In der CSSR, wo man im letzten Jahr bei der Getreide-Ernte mit 1,6 Mio. Tonnen unter den Planzielen geblieben ist, zählt man geradezu ängstlich und panisch jede eingebrachte Tonne. Wenn man nämlich nicht die angepeilten elf Mio. Tonnen Getreide wird einbringen können, so die Zeitung „Rolnicke Noviny”, ”dann muß das weitreichende Konsequenzen für die Balance am Binnenmarkt und für die gesamte wirtschaftliche Situation haben”.

Der pessimistische Unterton ist leicht erklärt: Die in immer größere Schwierigkeiten trudelnde CSSR-Volkswirtschaft und auch die ideologisch-grundsätzlichen Bedenken der Dogmatiker in der Prager Führung erlauben es nicht, harte Devisen für Getreide-Importe flüssigzumachen.

Schon die Importe der 1,6 Mio. Tonnen im Vorjahr waren groß-teils nur durch den Rückgriff auf Devisen-Reserven möglich. Wenn heuer, wie die USA prognostizieren, wieder um eine Million Tonnen zu wenig geerntet werden wird, werden zunehmende Versorgungsschwierigkeiten und eine Verringerung des Viehbestandes in der CSSR unumgänglich sein.

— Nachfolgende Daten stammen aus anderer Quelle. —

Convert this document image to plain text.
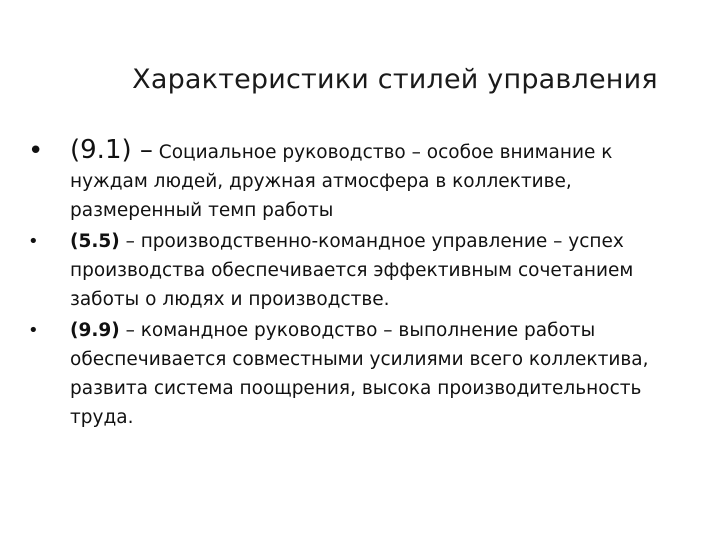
Характеристики стилей управления
•	(9.1) – Социальное руководство – особое внимание к
нуждам людей, дружная атмосфера в коллективе,
размеренный темп работы
•	(5.5) – производственно-командное управление – успех
производства обеспечивается эффективным сочетанием
заботы о людях и производстве.
•	(9.9) – командное руководство – выполнение работы
обеспечивается совместными усилиями всего коллектива,
развита система поощрения, высока производительность
труда.
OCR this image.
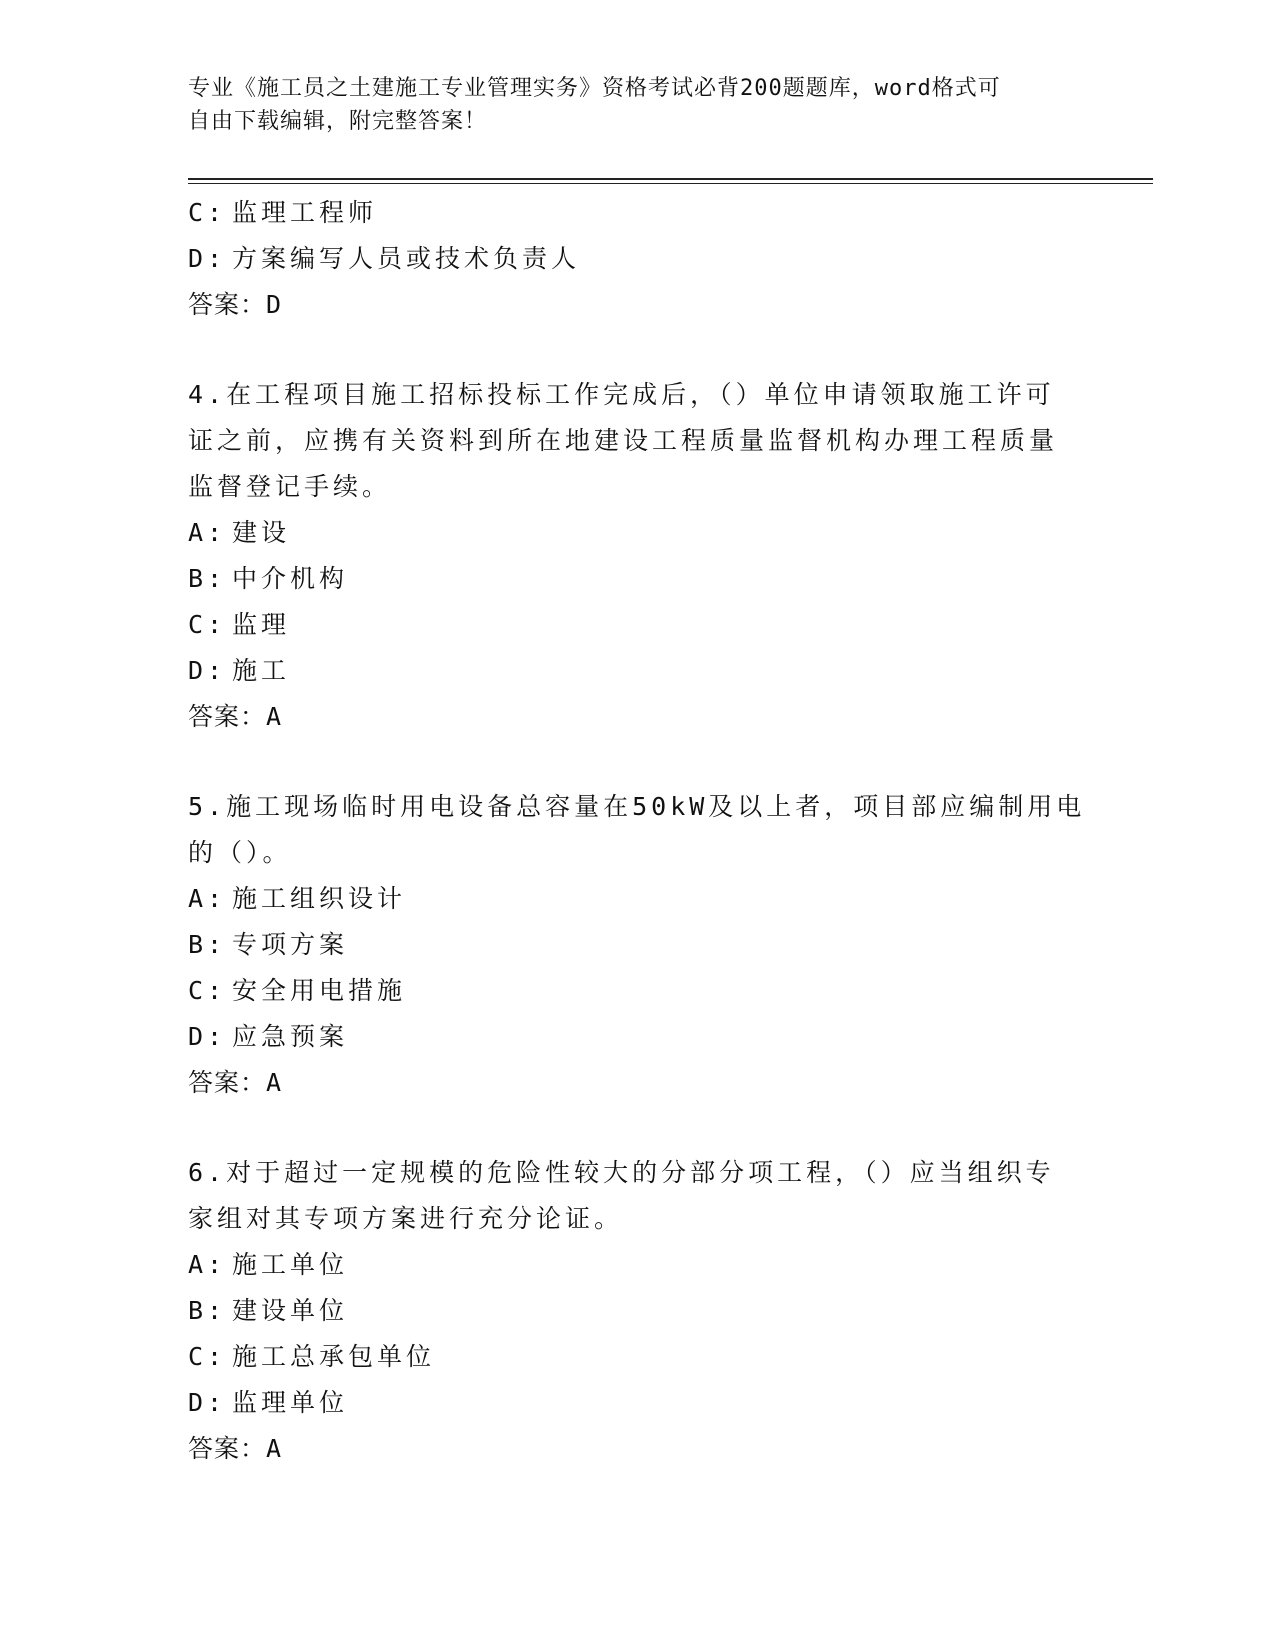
专业《施工员之土建施工专业管理实务》资格考试必背200题题库，word格式可
自由下载编辑，附完整答案！
C: 监理工程师
D: 方案编写人员或技术负责人
答案：D
4.在工程项目施工招标投标工作完成后，（）单位申请领取施工许可
证之前，应携有关资料到所在地建设工程质量监督机构办理工程质量
监督登记手续。
A: 建设
B: 中介机构
C: 监理
D: 施工
答案：A
5.施工现场临时用电设备总容量在50kW及以上者，项目部应编制用电
的（）。
A: 施工组织设计
B: 专项方案
C: 安全用电措施
D: 应急预案
答案：A
6.对于超过一定规模的危险性较大的分部分项工程，（）应当组织专
家组对其专项方案进行充分论证。
A: 施工单位
B: 建设单位
C: 施工总承包单位
D: 监理单位
答案：A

Rumänien, das im vergangenen Jahr mit 3,7 Mio. Tonnen unter den (ehrgeizig gesetzten) Planzielen bei der Getreideernte blieb, hat seine Massenmedien zwar wiederum mit Frontberichten von der Ernteschlacht „bereichert”, doch fehlen heuer konkrete Prognosen und läßt sich noch kein Gesamtbild gewinnen. Ähnlich wie in Polen geht es aber auch in Rumänien um „Sein oder Nicht-Sein”.

Getreide-Importe sind auf Grund der angespannten Devisen-Situation und Verschuldung nicht möglich, die Lebensmittelknappheit begünstigt politische Gärung.

Im RGW-Bereich können derzeit nur Ungarn und Bulgarien mit ausreichenden Ernten rechnen. Die Magyaren haben gute Chancen, das ehrgeizige Planziel von 14,2 Mio. Tonnen Getreide und Futtermittel heuer zu erreichen (1980 waren es 13,8 Mio. Tonnen gewesen, 1981 12,7 Mio. Tonnen). Damit dürfte der geplante Export von einer Million Tonnen Weizen und Mais sein Scherflein zur Stabilisierung der Außenhandelsbilanz beitragen. Ähnliches gilt für Bulgarien.

Das blockfreie Jugoslawien, das ebenfalls derzeit fast jeden Tag Meldungen, Reportagen und Statistiken über den aktuellen Stand der Ernte verbreitet, scheint nach offiziellen Angaben den für heuer geplanten Ertrag von 15,5 Mio. Tonnen einbringen zu können.

Dies reicht jedoch nicht aus, die — so die Belgrader „Politika” -„Stabilisierung und wirtschaftliche Unabhängigkeit des Landes zu sichern”. Denn erst bei einer Produktion von 20 Mio. Tonnen jährlich würde der inländische Bedarf völlig abgedeckt sein.

Was Jugoslawiens „grünem Plan” und seiner Verwirklichung entgegensteht, hat erst jüngst die Parteiführung in Zagreb festgestellt: Ungenutzte Flächen, nicht zweckmäßige Nutzung, Spekulation, Mißbrauch und unerfüllte Pflichten sowie mangelnde Mechanisierung und Ersatzteilschwierigkeiten.